La lumière ruisselle sur scène en nappes sombres, sur un sol quadrillé comme un filet de pêche. À jardin, Haythem Achour, alias Ogra, s’affaire aux platines et au micro. Au lendemain de la Révolution de Jasmin (2011), il inaugurait à Tunis le tout premier club électro. Mehdi Ahmadi, alias Cali Kula, ex-animateur de Radio Tunis, l’accompagne.
Un à un, les interprètes vêtus de noir, investissent le plateau, tandis que les sons se multiplient en un style hanté et haletant. Ces six, puis sept danseurs (dont Hafiz Dhaou), ressemblent aux rouages d’une étrange machine, ou à de menus signes typographiques en mouvement.
Des mots s’incrustent à point nommé sur le mur du fond (« Papillons », « Miroir du monde », « Habla », « Try Me », « Cortège des vivants ») comme autant d’invites à se lever. Sur des gradins en fond de scène, d’autres spectateurs sont assis. Disparu, le quatrième mur ! Nous voici tous face aux danseurs et à nous-mêmes, en somme, dans un double anonymat, tous doublement clandestins. Et nombreux… Le duo de créateurs réunit son monde sous un angle imprévu. « Je crée les conditions de la libération dans un geste commun », nous dit Hafiz Dhaou à l’issue de la pièce.

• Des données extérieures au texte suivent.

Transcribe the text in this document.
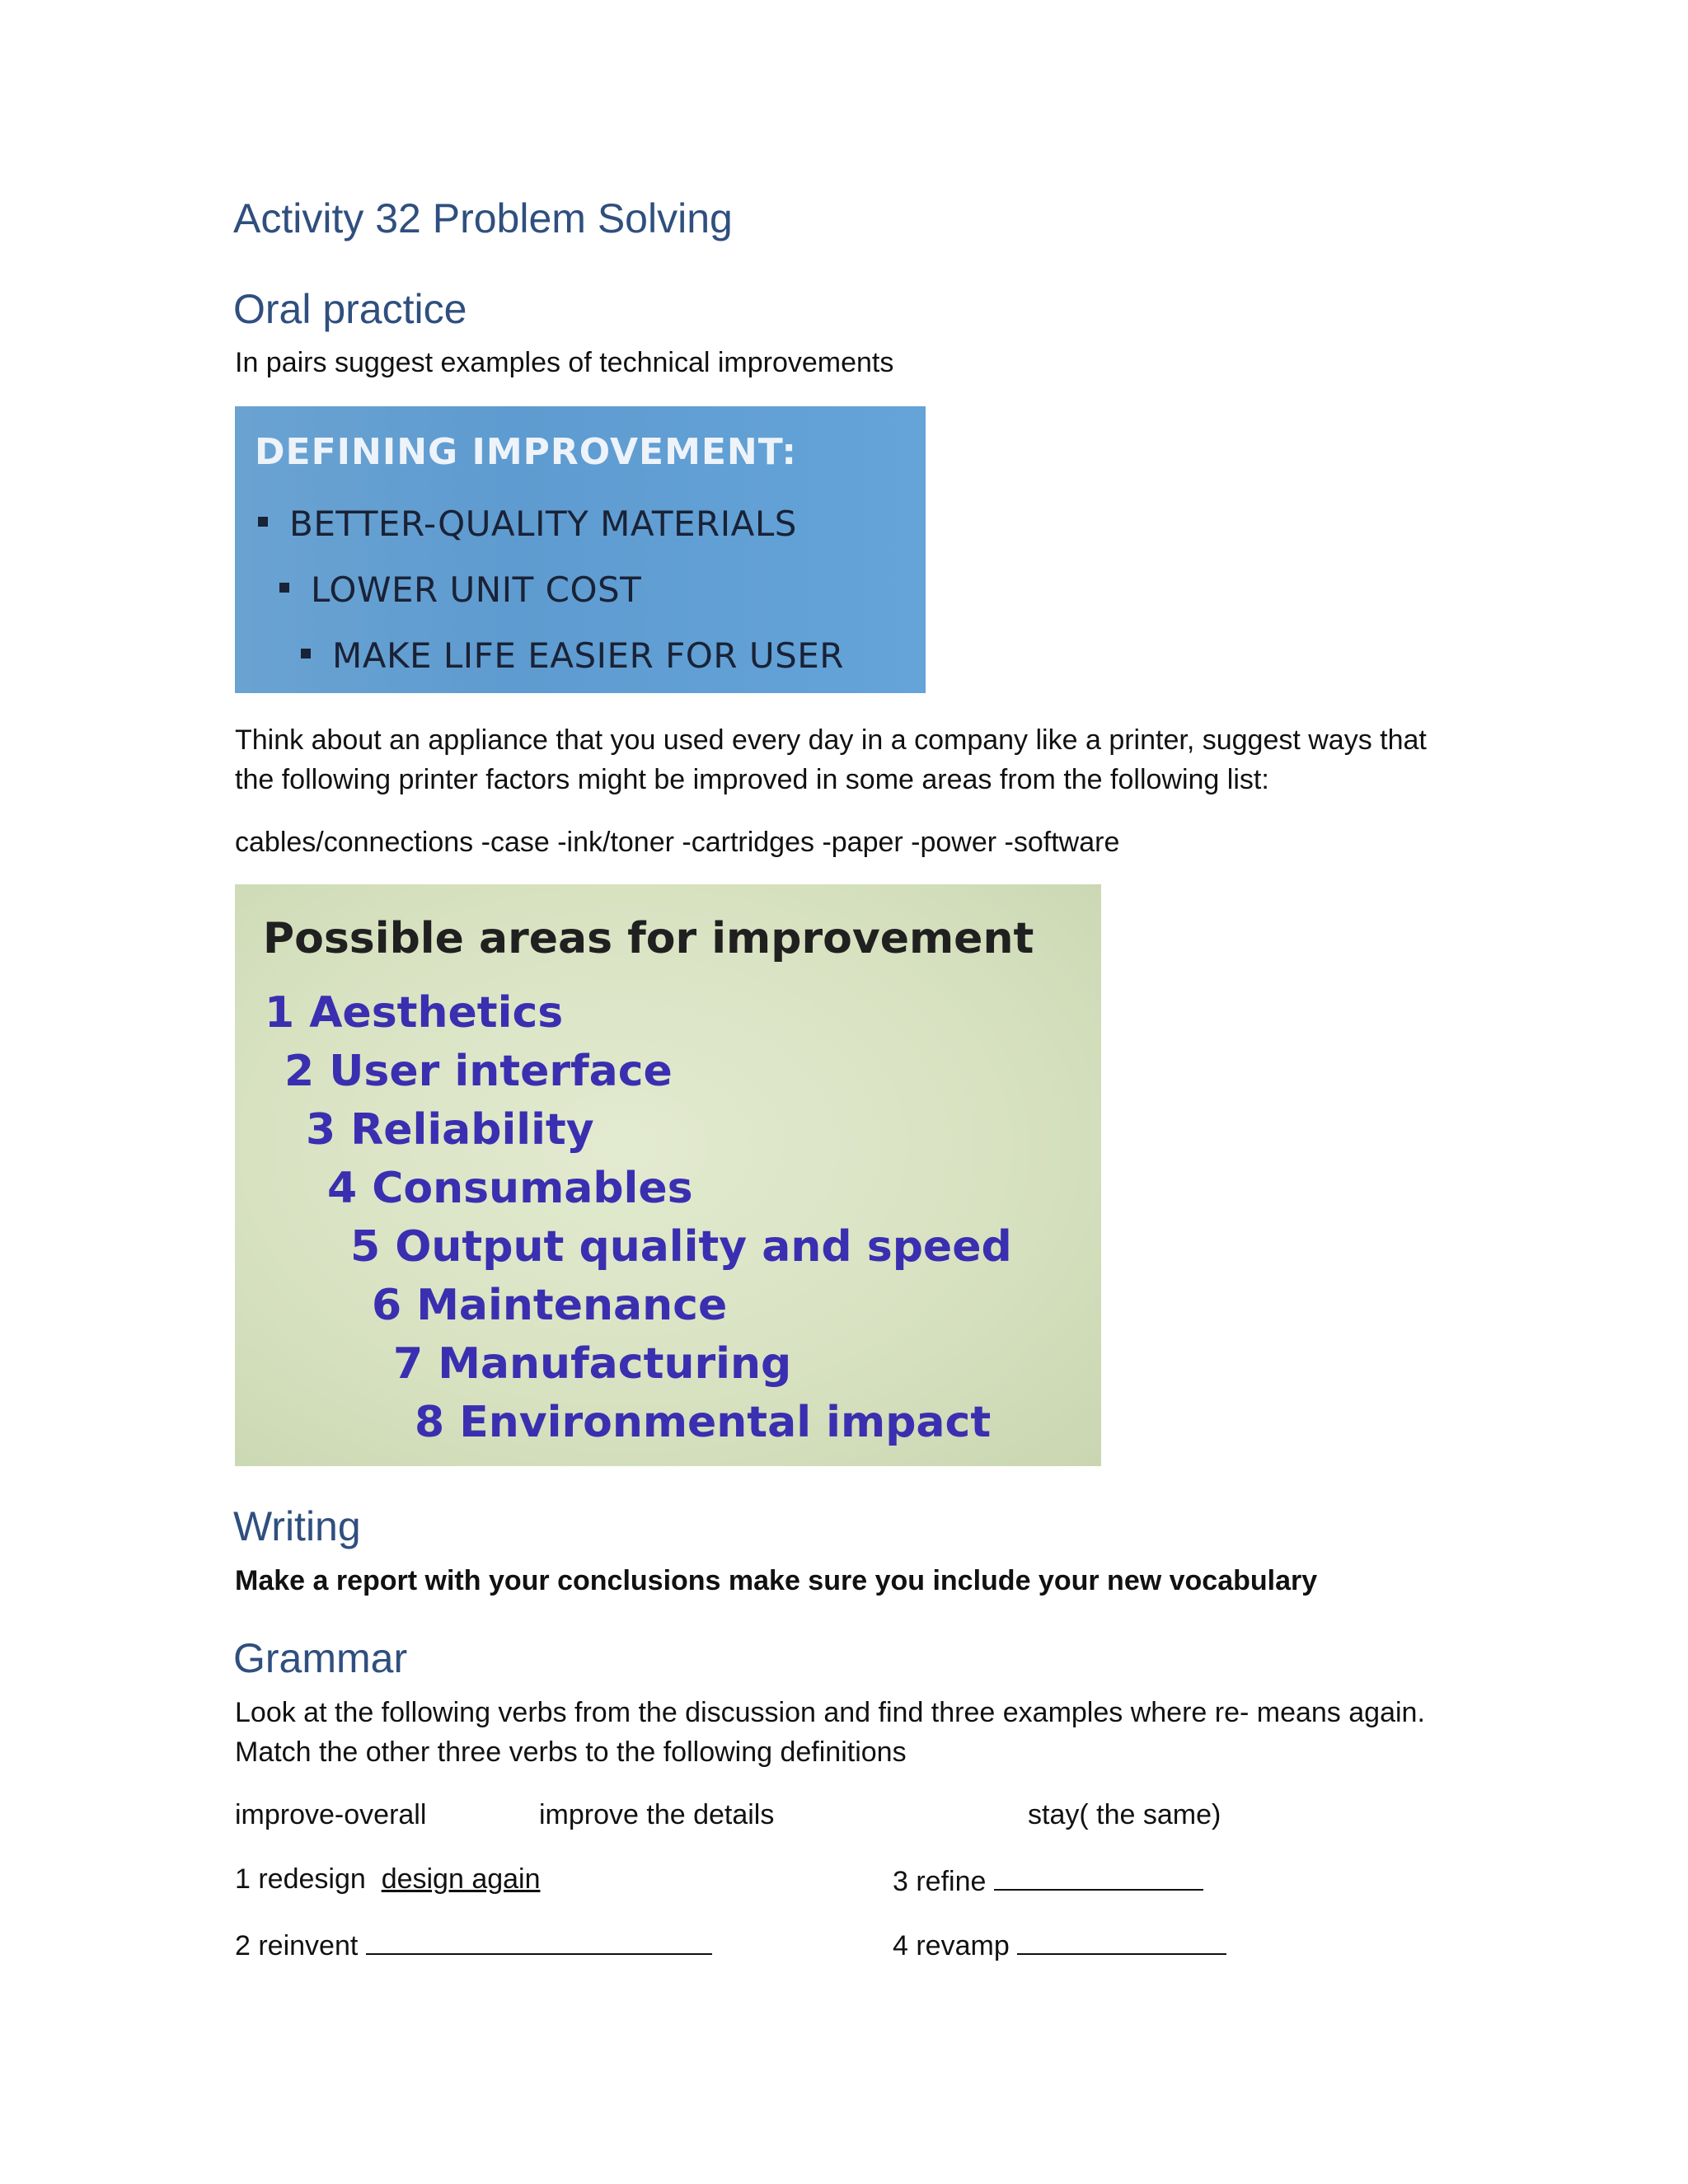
Activity 32 Problem Solving
Oral practice

In pairs suggest examples of technical improvements

DEFINING IMPROVEMENT:
BETTER-QUALITY MATERIALS
LOWER UNIT COST
MAKE LIFE EASIER FOR USER

Think about an appliance that you used every day in a company like a printer, suggest ways that

the following printer factors might be improved in some areas from the following list:

cables/connections -case -ink/toner -cartridges -paper -power -software

Possible areas for improvement
1 Aesthetics
2 User interface
3 Reliability
4 Consumables
5 Output quality and speed
6 Maintenance
7 Manufacturing
8 Environmental impact
Writing

Make a report with your conclusions make sure you include your new vocabulary

Grammar

Look at the following verbs from the discussion and find three examples where re- means again.

Match the other three verbs to the following definitions

improve-overall	improve the details	stay( the same)

1 redesign design again

2 reinvent

3 refine

4 revamp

Les fêtes clandestines du deuxième confinement
Les gestes, très écrits, millimétrés, d’une précision toute militaire, (paso doble, chachacha, battles…) s’inscrivent dans des corps aux pratiques diverses. Aristide Desfrères et Bastien Roux se sont nourris au hip hop. Sakiko Oishi a été biberonnée au Butô et à la danse contemporaine. Johanna Mandonnet s’avance avec grâce, non sans endurance.
Il y a aussi Stéphanie Pignon, Fabio Dolce et Hafiz Dhaou lui-même. Avec sa corpulence d’homme mûr, il fait souffler sur les planches un esprit soufi puissamment rythmé, tel un poème embrasé… Du noir, on passe au rouge qui libère la rétine et les talons hauts supplantent les baskets.
Soudain, les spectateurs du fond envahissent la scène, comme des papillons de nuit attirés par la lumière. Chacun sort de son isolement confortable, pour entrer dans le corps collectif, où chacun se familiarise avec lui-même au beau milieu de tous. Alors, le bal de jadis, prohibé, réprimé, reprend du service sous le manteau !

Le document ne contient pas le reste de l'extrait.